Monday, August 23, 2010

Butternut Squash

Butternut squash, sometimes referred to as butternut pumpkin, is a type of winter squash that has a sweet flavor and texture similar to that of a pumpkin. It has a long, cylindrical, bell-like shape with a thick outer shell that ranges from yellow to caramel-tan. It can grow up to 8-12 inches long and 3-5 inches at its widest point. The outer-shell is hard and there is a stem growing out of the top. The inside is orange and fleshy and similar to that of a pumpkin, with seeds in the middle. It grows on the vine and the more it is ripened the deeper the orange color and the stronger and sometimes sweeter the flavor.

The most popular version of butternut squash used in the United States today, originates from Stow, Massachusetts on a farm that is now known as the Butternut Farm Golf Club. It was created by a man named Charles A. Leggett in the mid 1940’s. There were 2 common squashes in use at that time – the gooseneck squash, which was difficult to transport due to being long and gangly, and the Hubbard squash which was quite large. Leggett wanted a simple squash that was smaller and easier to transport for sales. He tried out several different strains of squash until he got one he liked and then he developed the first official acre crops of butternut squash in the US.

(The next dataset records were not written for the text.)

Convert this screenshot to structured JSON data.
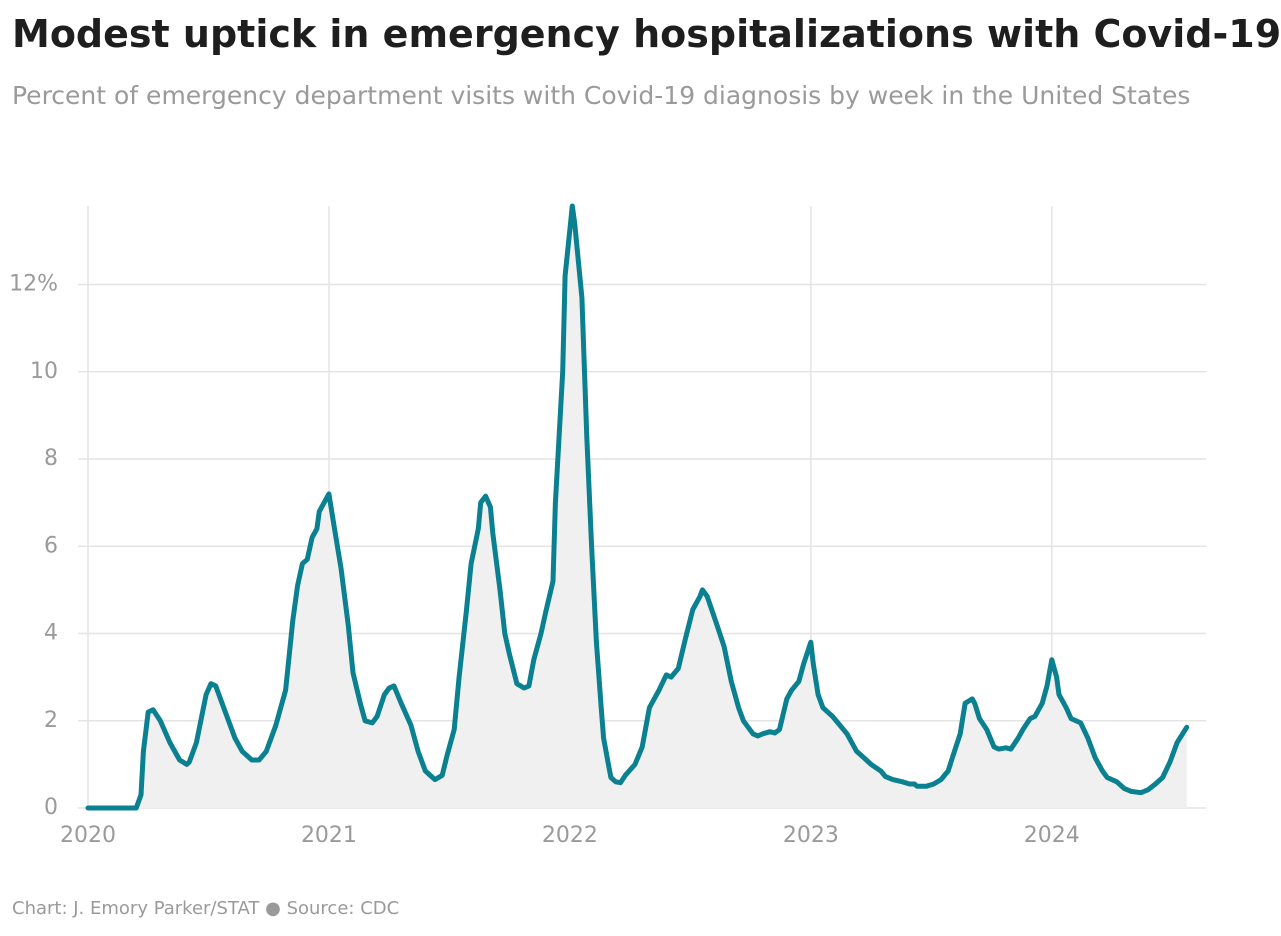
{
  "chart_data": {
    "type": "line",
    "title": "Modest uptick in emergency hospitalizations with Covid-19",
    "subtitle": "Percent of emergency department visits with Covid-19 diagnosis by week in the United States",
    "footer": "Chart: J. Emory Parker/STAT ● Source: CDC",
    "color": "#0a8091",
    "area_color": "#f0f0f0",
    "grid": true,
    "xlim": [
      2020,
      2024.64
    ],
    "xticks": [
      2020,
      2021,
      2022,
      2023,
      2024
    ],
    "ylim": [
      0,
      13.8
    ],
    "yticks": [
      0,
      2,
      4,
      6,
      8,
      10,
      {
        "value": 12,
        "label": "12%"
      }
    ],
    "x": [
      2020.0,
      2020.2,
      2020.22,
      2020.23,
      2020.25,
      2020.27,
      2020.3,
      2020.34,
      2020.38,
      2020.41,
      2020.42,
      2020.45,
      2020.49,
      2020.51,
      2020.53,
      2020.57,
      2020.61,
      2020.64,
      2020.68,
      2020.71,
      2020.74,
      2020.78,
      2020.82,
      2020.85,
      2020.87,
      2020.89,
      2020.91,
      2020.93,
      2020.95,
      2020.96,
      2020.99,
      2021.0,
      2021.02,
      2021.05,
      2021.08,
      2021.1,
      2021.13,
      2021.15,
      2021.18,
      2021.2,
      2021.23,
      2021.25,
      2021.27,
      2021.3,
      2021.34,
      2021.37,
      2021.4,
      2021.43,
      2021.44,
      2021.47,
      2021.49,
      2021.52,
      2021.54,
      2021.57,
      2021.59,
      2021.62,
      2021.63,
      2021.65,
      2021.67,
      2021.68,
      2021.71,
      2021.73,
      2021.75,
      2021.78,
      2021.81,
      2021.83,
      2021.85,
      2021.88,
      2021.9,
      2021.93,
      2021.94,
      2021.97,
      2021.98,
      2022.01,
      2022.02,
      2022.05,
      2022.07,
      2022.09,
      2022.11,
      2022.13,
      2022.14,
      2022.16,
      2022.17,
      2022.19,
      2022.21,
      2022.23,
      2022.27,
      2022.3,
      2022.33,
      2022.37,
      2022.4,
      2022.42,
      2022.45,
      2022.48,
      2022.51,
      2022.54,
      2022.55,
      2022.57,
      2022.61,
      2022.64,
      2022.67,
      2022.7,
      2022.72,
      2022.76,
      2022.78,
      2022.8,
      2022.83,
      2022.85,
      2022.87,
      2022.9,
      2022.92,
      2022.95,
      2022.97,
      2023.0,
      2023.01,
      2023.03,
      2023.05,
      2023.09,
      2023.12,
      2023.15,
      2023.19,
      2023.22,
      2023.25,
      2023.29,
      2023.31,
      2023.34,
      2023.38,
      2023.41,
      2023.43,
      2023.44,
      2023.48,
      2023.51,
      2023.54,
      2023.57,
      2023.59,
      2023.62,
      2023.64,
      2023.67,
      2023.68,
      2023.7,
      2023.73,
      2023.76,
      2023.78,
      2023.81,
      2023.83,
      2023.86,
      2023.88,
      2023.91,
      2023.93,
      2023.96,
      2023.98,
      2024.0,
      2024.02,
      2024.03,
      2024.06,
      2024.08,
      2024.12,
      2024.15,
      2024.18,
      2024.21,
      2024.23,
      2024.27,
      2024.3,
      2024.33,
      2024.37,
      2024.4,
      2024.43,
      2024.46,
      2024.49,
      2024.52,
      2024.56
    ],
    "values": [
      0,
      0,
      0.3,
      1.3,
      2.2,
      2.25,
      2.0,
      1.5,
      1.1,
      1.0,
      1.05,
      1.5,
      2.6,
      2.85,
      2.8,
      2.2,
      1.6,
      1.3,
      1.1,
      1.1,
      1.3,
      1.9,
      2.7,
      4.3,
      5.1,
      5.6,
      5.7,
      6.2,
      6.4,
      6.8,
      7.1,
      7.2,
      6.5,
      5.5,
      4.2,
      3.1,
      2.4,
      2.0,
      1.95,
      2.1,
      2.6,
      2.75,
      2.8,
      2.4,
      1.9,
      1.3,
      0.85,
      0.7,
      0.65,
      0.75,
      1.2,
      1.8,
      3.0,
      4.5,
      5.6,
      6.4,
      7.0,
      7.15,
      6.9,
      6.3,
      5.0,
      4.0,
      3.5,
      2.85,
      2.75,
      2.8,
      3.4,
      4.0,
      4.5,
      5.2,
      7.0,
      10.0,
      12.2,
      13.8,
      13.4,
      11.7,
      8.5,
      6.0,
      3.8,
      2.3,
      1.6,
      1.0,
      0.7,
      0.6,
      0.58,
      0.75,
      1.0,
      1.4,
      2.3,
      2.7,
      3.05,
      3.0,
      3.2,
      3.9,
      4.55,
      4.85,
      5.0,
      4.85,
      4.2,
      3.7,
      2.9,
      2.3,
      2.0,
      1.7,
      1.65,
      1.7,
      1.75,
      1.72,
      1.8,
      2.5,
      2.7,
      2.9,
      3.3,
      3.8,
      3.3,
      2.6,
      2.3,
      2.1,
      1.9,
      1.7,
      1.3,
      1.15,
      1.0,
      0.85,
      0.72,
      0.65,
      0.6,
      0.55,
      0.55,
      0.5,
      0.5,
      0.55,
      0.65,
      0.85,
      1.2,
      1.7,
      2.4,
      2.5,
      2.4,
      2.05,
      1.8,
      1.4,
      1.35,
      1.38,
      1.35,
      1.6,
      1.8,
      2.05,
      2.1,
      2.4,
      2.8,
      3.4,
      3.0,
      2.6,
      2.3,
      2.05,
      1.95,
      1.6,
      1.15,
      0.85,
      0.7,
      0.6,
      0.45,
      0.38,
      0.35,
      0.42,
      0.55,
      0.7,
      1.05,
      1.5,
      1.85
    ]
  }
}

Leggett’s squash was highly praised for its smooth buttery skin and its nutty flavor and that is how it was eventually dubbed butternut squash.

According to several sources, including Wikipedia, the origin of that general family of squash originates around Mexico, and its cousin, the pumpkin, is from South America. Use of similar squashes apparently date back to around 3000 BC, when they were used by Indian tribes throughout Central and South America.

Butternut squash can be prepared in many different ways including being roasted, puréed, mashed, baked, boiled, simmered, sautéed, and made into pies, casseroles, breads or muffins. It is often served as a dessert, with some sort of syrup, nuts and so on. Similar to the pumpkin, in addition to being a good dessert, it is also a great vegetable side-dish or main dish. I’ve eaten this squash in a curry sauce with tofu, or baked right in its shell with a little seasoning.

One of my favorite recipes using this exotic vegetable is as follows:

Butternut Squash Ravioli

• Cook Time: 10 min

• Yield: 4 appetizer servings


• 9 tablespoons butter

• 3 tablespoons minced shallots

• 1 cup roasted butternut squash puree

• Salt

• Freshly ground white pepper

• 3 tablespoons heavy cream

• 3 tablespoons grated Parmigiano-Reggiano cheese, plus 2 ounces

• Pinch nutmeg

• 1 recipe pasta dough, rolled out into wide ribbons, about 1/4-inch thick

• 12 fresh sage leaves

• 1 tablespoon finely chopped fresh parsley leaves


In a large sauté pan, over medium heat, melt 1 tablespoon of butter. Add shallots and sauté for 1 minute. Add squash puree and cook until the mixture is slightly dry, about 2 to 3 minutes. Season with salt and pepper. Stir in cream and continue to cook for 2 minutes. Remove from the heat and stir in 3 tablespoons cheese and nutmeg, to taste. Season with salt and pepper. Cool completely.

Cut the pasta ribbons into 3-inch squares. Place 2 teaspoons of the filling in the center of each pasta square. Bring 1 corner of the square to the other, forming a triangle and seal the pasta completely. Add the pasta to a pot of boiling salted water. Cook until al dente, about 2 to 3 minutes or until the pasta floats and is pale in color.

Remove the pasta from the water and drain well. Season the pasta with salt and pepper.

In a large sauté pan, melt the remaining 8 tablespoons of butter. Add the sage to the butter and continue to cook until the butter starts to brown. Remove from the heat.

Place some of the pasta in the center of each serving plate. Spoon the butter sauce over the pasta. Sprinkle the 2 ounces of cheese over each plate and garnish with parsley.